Sunday, November 16, 2008

The Ghost of Relationships Past


You know how in Dicken's The Christmas Carol the Ghost of Christmas Past comes down and scares Scrooge straight with what can only be called Pre-1900's Talk Therapy? You remember. Scrooge realizes - with the help of some slightly iffy tactics that would not meet with approval in today's psychiatric community - that if he doesn't shape up, he's going to be the miserable old codger that he is through eternity. Cut to lonely grave, hellfire, damnation, all that sort of thing that Dickens doesn't spell out, but hey, it's the 1800's, right?

But Dickens is an old softie because Scrooge gets a second chance to buy a big ham and some fixings, serve it up and maybe get a good doctor to look at Tiny Tim, who I've read, most likely had rickets. God Bless Us, Everyone. That Tiny Tim is an optimistic little guy, because I've always suspected that Scrooge went back to his old miserable codgerness once the bills came in on his AMEX. Fear, while a great motivator, may not be the most reliable source of generosity.

Now it goes without saying that I do not believe I'm going to burn through eternity. I didn't get that sort of programming from the rabbi at Oneg Shalom when I was a kid because essentially Jews don't believe in hell, or as I like to say, we believe hell is two weeks with your parents in South Florida. (Seriously, that is close enough people. If a Ghost of Hanukah Past threatened me with two weeks at my father's assisted living facility in Boynton Beach, I'd shape up faster than Scrooge.) In fact, we don't really have a rollicking view of heaven either. When my mother was dying (this is a true story), my sister and I asked the rabbi at the hospital if there's heaven in Judiasm. All the poor guy could come up with was that we "all become energy." I'm sure if my sister had already had my nephew the rabbi would have said added something about how my mother would live on through him. (And I do wonder what my mother would have said about how often he skips bedtime. She ran a tight ship, my mother. So there could be truth to the idea she lives on through him.) Still, all of those lovely sentiments don't suggest that she might be peeking down from the clouds smiling beautifically now does it? So I'm not going to debate the theology of heaven and hell, I'm just going to say - I don't buy it. Maybe, like a taste for Vegemite, you have to be raised with it.

But I digress.

The point is that I kind of believe that most people make their heaven and hell right here on earth. I've noticed most women do this via relationships that tend to be hellish more often than heavenly. I've worshipped at that particular church you know. I've cried, I've ranted, I've been supportive. I've helped boyfriends get jobs or get out of jobs, I've rented cabins and made reservations, I've flown across the country to meet them, I've even arranged nebulous meetings at the airports themselves - once missing a flight and spending Christmas eve in Dallas where I was forced to listen to endless renditions of What Child Is This by a group of sadistically tone-deaf carolers.

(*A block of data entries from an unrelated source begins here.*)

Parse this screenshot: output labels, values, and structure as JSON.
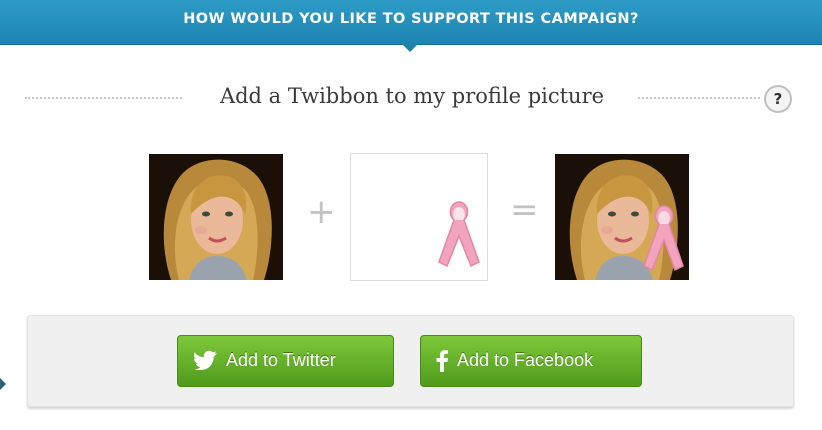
{
  "banner": {
    "title": "HOW WOULD YOU LIKE TO SUPPORT THIS CAMPAIGN?"
  },
  "option": {
    "title": "Add a Twibbon to my profile picture",
    "help_label": "?"
  },
  "composition": {
    "plus_symbol": "+",
    "equals_symbol": "="
  },
  "actions": {
    "twitter_label": "Add to Twitter",
    "facebook_label": "Add to Facebook",
    "twitter_icon": "twitter-bird-icon",
    "facebook_icon": "facebook-f-icon"
  },
  "colors": {
    "banner": "#1d84b0",
    "button_green": "#5fae26",
    "ribbon_pink": "#f2a3bd"
  }
}
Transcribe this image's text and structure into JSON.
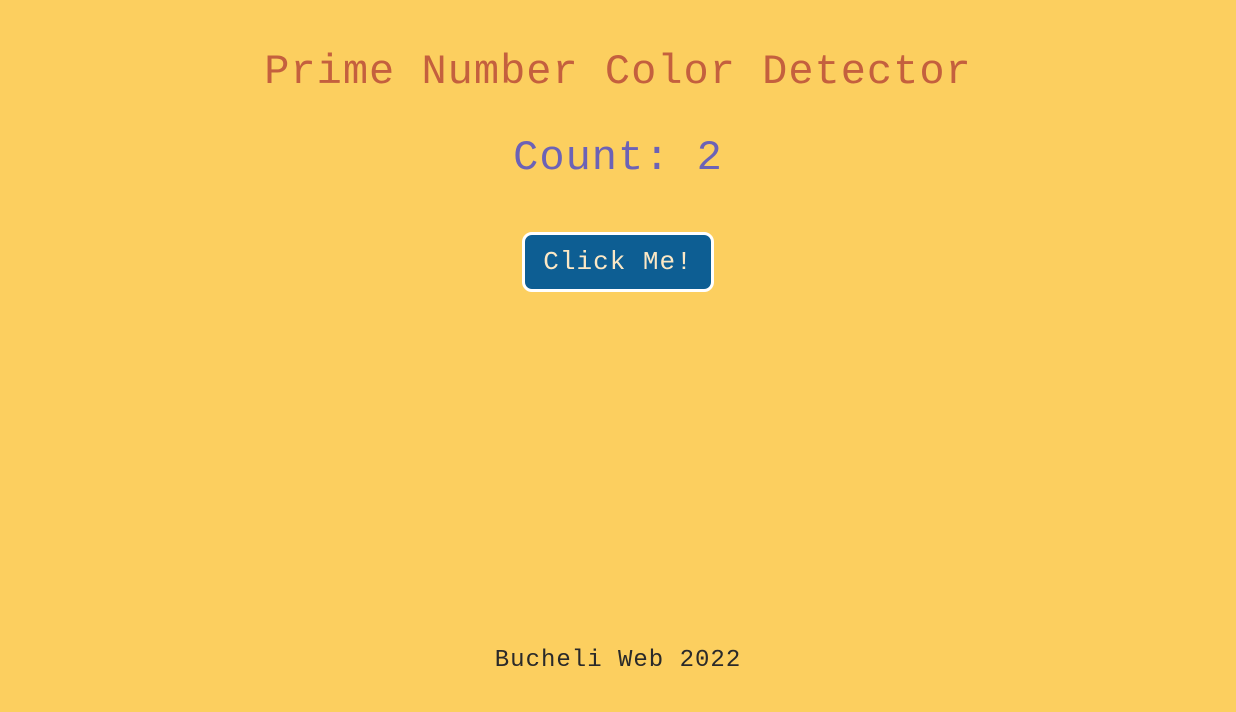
{
  "title": "Prime Number Color Detector",
  "count_label": "Count: ",
  "count_value": "2",
  "button_label": "Click Me!",
  "footer": "Bucheli Web 2022"
}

Yes, it was hell. But upon moving to Seattle, I was - like old Scrooge - scared straight by the Ghost of Relationships Past. It came to me, albeit slightly belatedly, that I was doing all this to myself. I was going to have to change or spend the rest of my days a miserable old codger - and that Dear Readers is possibly a worse fate than eternal damnation, because there is only so much reality television you can watch, and ANTM and Project Runway won't be on forever you know.

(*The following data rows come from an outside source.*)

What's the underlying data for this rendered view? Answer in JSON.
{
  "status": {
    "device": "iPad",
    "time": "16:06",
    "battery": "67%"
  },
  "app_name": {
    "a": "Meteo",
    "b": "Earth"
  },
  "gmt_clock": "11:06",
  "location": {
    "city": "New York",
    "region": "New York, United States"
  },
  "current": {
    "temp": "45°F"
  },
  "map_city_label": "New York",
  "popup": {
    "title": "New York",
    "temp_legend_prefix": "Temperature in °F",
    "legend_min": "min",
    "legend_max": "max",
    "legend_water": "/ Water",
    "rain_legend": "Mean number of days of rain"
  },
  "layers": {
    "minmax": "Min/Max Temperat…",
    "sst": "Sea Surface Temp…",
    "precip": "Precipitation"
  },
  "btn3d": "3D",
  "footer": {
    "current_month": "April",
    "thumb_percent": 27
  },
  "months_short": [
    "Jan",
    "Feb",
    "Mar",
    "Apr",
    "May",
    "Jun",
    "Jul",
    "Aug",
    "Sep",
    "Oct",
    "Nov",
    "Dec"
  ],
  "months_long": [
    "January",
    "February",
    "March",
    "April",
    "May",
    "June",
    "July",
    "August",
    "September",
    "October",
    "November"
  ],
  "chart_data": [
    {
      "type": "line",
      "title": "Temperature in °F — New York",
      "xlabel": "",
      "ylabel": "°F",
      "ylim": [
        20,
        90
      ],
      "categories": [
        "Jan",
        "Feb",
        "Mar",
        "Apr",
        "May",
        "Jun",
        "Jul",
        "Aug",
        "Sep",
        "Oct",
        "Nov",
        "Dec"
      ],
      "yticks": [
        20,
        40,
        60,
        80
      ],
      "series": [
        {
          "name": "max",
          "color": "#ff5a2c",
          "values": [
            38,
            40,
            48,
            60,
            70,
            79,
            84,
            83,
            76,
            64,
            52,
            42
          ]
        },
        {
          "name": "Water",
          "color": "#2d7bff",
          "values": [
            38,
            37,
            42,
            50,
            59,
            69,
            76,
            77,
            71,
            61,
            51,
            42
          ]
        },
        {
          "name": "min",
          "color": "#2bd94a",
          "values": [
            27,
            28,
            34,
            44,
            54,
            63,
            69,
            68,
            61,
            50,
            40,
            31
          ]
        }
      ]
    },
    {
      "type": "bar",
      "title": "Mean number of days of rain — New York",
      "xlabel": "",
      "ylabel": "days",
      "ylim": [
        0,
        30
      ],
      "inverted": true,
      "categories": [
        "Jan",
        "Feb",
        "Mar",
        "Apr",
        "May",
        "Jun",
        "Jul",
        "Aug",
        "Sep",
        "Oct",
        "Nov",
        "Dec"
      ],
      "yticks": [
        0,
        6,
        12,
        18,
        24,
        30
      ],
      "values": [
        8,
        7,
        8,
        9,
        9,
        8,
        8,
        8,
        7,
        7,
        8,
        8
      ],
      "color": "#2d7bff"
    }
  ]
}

I bring all this up because I woke up this morning with a funny feeling and I couldn't place it. It wasn't anxiety or sadness or sleepiness or regret. Oh, I thought when we were sitting at Grateful Bread, sharing a sesame bagel and some tomato soup, I'm happy.

You know, maybe that was what Scrooge felt. Although let's face it, it's hard to be sure because no one had yet invented the Ipod.